From mboxrd@z Thu Jan  1 00:00:00 1970
From: Glauber Costa <glommer-bzQdu9zFT3WakBO8gow8eQ@public.gmane.org>
Subject: Re: [PATCH 0/5] per-cpu/cpuacct cgroup scheduler statistics
Date: Thu, 16 Feb 2012 14:06:11 +0400
Message-ID: <4F3CD513.3030606@parallels.com>
References: <1328192372-9551-1-git-send-email-glommer@parallels.com> <4F3A428B.9010009@parallels.com> <20120214223140.GA7923@sergelap>
Mime-Version: 1.0
Content-Transfer-Encoding: 7bit
Return-path: <cgroups-owner-u79uwXL29TY76Z2rM5mHXA@public.gmane.org>
In-Reply-To: <20120214223140.GA7923@sergelap>
Sender: cgroups-owner-u79uwXL29TY76Z2rM5mHXA@public.gmane.org
List-ID: <cgroups.vger.kernel.org>
Content-Type: text/plain; charset="us-ascii"; format="flowed"
To: Serge Hallyn <serge.hallyn-Z7WLFzj8eWMS+FvcfC7Uqw@public.gmane.org>
Cc: cgroups-u79uwXL29TY76Z2rM5mHXA@public.gmane.org, Peter Zijlstra <a.p.zijlstra-/NLkJaSkS4VmR6Xm/wNWPw@public.gmane.org>, Paul Turner <pjt-hpIqsD4AKlfQT0dZR+AlfA@public.gmane.org>, kamezawa.hiroyu-+CUm20s59erQFUHtdCDX3A@public.gmane.org, Balbir Singh <bsingharora-Re5JQEeQqe8AvxtiuMwx3w@public.gmane.org>, Li Zefan <lizf-BthXqXjhjHXQFUHtdCDX3A@public.gmane.org>, Tejun Heo <tj-DgEjT+Ai2ygdnm+yROfE0A@public.gmane.org>, devel-GEFAQzZX7r8dnm+yROfE0A@public.gmane.org, "Eric W. Biederman" <ebiederm-aS9lmoZGLiVWk0Htik3J/w@public.gmane.org>

On 02/15/2012 02:31 AM, Serge Hallyn wrote:
> Quoting Glauber Costa (glommer-bzQdu9zFT3WakBO8gow8eQ@public.gmane.org):
>> On 02/02/2012 06:19 PM, Glauber Costa wrote:
>>> Hi,
>>>
>>> Here is my new attempt to get a per-container version of some
>>> /proc data such as /proc/stat and /proc/uptime.
>>>
>>> In this series I solved the visibility problem, which is,
>>> the problem of how and when to show /proc/stat data per-cgroup,
>>> by declaring it not a problem.
>>>
>>> This can probably be done in userspace with other aids, like mounting
>>> a fuse overlay that simulates /proc from outside a container, to a
>>> container location.
>>>
>>> Here, we should have most of the data needed to do that. They are drawn
>> >from both the cpu cgroup, and cpuacct. Each cgroup exports the data it
>>> knows better, and I am not really worried here about bindings between them.
>>>
>>> In this first version, I am using clock_t units, being quite proc-centric.
>>> It made my testing easier, but I am happy to show any units you guys would
>>> prefer.
>>>
>>> Besides that, it still has some other minor issues to be sorted out.
>>> But I verified the general direction to be working, and would like to know
>>> what you think.
>>>
>>
>> Hi,
>>
>> Did someone had any chance to take a look at this already?
>>
>> Thanks
>
> Hi,
>
> By declaring proc visibility not a problem and sticking to io stats,
> you sort of left me where I don't know what I'm talking about :)

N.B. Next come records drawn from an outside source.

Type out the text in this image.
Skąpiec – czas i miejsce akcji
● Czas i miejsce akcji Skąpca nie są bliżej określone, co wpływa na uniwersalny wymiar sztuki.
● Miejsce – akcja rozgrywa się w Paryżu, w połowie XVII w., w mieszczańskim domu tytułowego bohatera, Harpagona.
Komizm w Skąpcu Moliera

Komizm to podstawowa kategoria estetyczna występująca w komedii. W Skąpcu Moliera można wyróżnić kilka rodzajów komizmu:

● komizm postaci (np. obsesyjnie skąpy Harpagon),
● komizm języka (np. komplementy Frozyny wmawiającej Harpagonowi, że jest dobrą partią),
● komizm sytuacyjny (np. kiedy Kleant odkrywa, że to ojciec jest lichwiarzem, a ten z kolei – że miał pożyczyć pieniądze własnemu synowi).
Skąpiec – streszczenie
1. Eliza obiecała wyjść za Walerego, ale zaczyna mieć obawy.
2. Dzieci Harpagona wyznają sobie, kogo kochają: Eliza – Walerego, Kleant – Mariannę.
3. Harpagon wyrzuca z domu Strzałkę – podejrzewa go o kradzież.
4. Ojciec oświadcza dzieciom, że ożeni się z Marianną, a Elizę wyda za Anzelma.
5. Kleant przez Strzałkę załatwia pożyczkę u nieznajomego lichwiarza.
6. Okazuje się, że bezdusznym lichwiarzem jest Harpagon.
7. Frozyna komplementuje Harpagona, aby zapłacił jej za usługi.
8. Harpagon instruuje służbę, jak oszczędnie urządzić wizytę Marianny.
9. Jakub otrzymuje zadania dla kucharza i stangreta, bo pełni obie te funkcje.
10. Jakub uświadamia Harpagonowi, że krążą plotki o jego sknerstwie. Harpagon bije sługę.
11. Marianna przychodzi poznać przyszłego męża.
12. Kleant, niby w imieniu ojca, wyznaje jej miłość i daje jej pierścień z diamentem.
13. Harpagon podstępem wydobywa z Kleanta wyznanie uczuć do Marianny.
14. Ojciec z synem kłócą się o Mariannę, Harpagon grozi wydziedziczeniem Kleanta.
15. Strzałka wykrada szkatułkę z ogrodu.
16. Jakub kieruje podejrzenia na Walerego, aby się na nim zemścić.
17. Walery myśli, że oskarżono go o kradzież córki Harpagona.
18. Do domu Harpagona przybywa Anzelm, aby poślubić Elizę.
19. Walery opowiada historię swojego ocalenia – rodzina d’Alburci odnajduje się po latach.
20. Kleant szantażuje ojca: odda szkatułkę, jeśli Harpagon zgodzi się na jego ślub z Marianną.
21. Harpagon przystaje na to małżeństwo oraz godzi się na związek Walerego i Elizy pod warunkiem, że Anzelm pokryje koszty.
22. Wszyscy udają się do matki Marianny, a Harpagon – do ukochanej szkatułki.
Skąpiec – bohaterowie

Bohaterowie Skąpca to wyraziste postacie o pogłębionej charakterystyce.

Heh. Do you at least agree with the approach of just dumping the 
information in cgroup files, so we can join them later? (be it via 
userspace or in a follow up kernel patch if the need really arises from 
real workloads?)

Do you have any comments on any preferred format?

> So
> let me just say, on patch 2, "store number of iowait events in a task_group",
> my initial reaction is "boy that's a lot more work.  What is the performance
> impact?"
Yeah, The first thing I need to do if I'm carrying this forward is to 
measure that.

>
> It'd be possible to move the extra processing out of the hot-path by
> only changing the # for the deepest cgroup, and pulling it into
> ancestor cgroups only when someone is viewing the stats or the child
> cgroup goes away.

In principle, should be doable. We discussed this briefly (me and Peter) 
once, and the problem is that it of course imposes a hit on the readers. 
If you're reading often enough (can be the case for things polling 
/proc/stat), this can be a problem.

But if we are really doing this, we can very well do it for all stats, 
not only iowait...

> But if you have #s showing statistically negligable
> performance impact anyway then that wouldn't be worth it.
>
Need to work on that.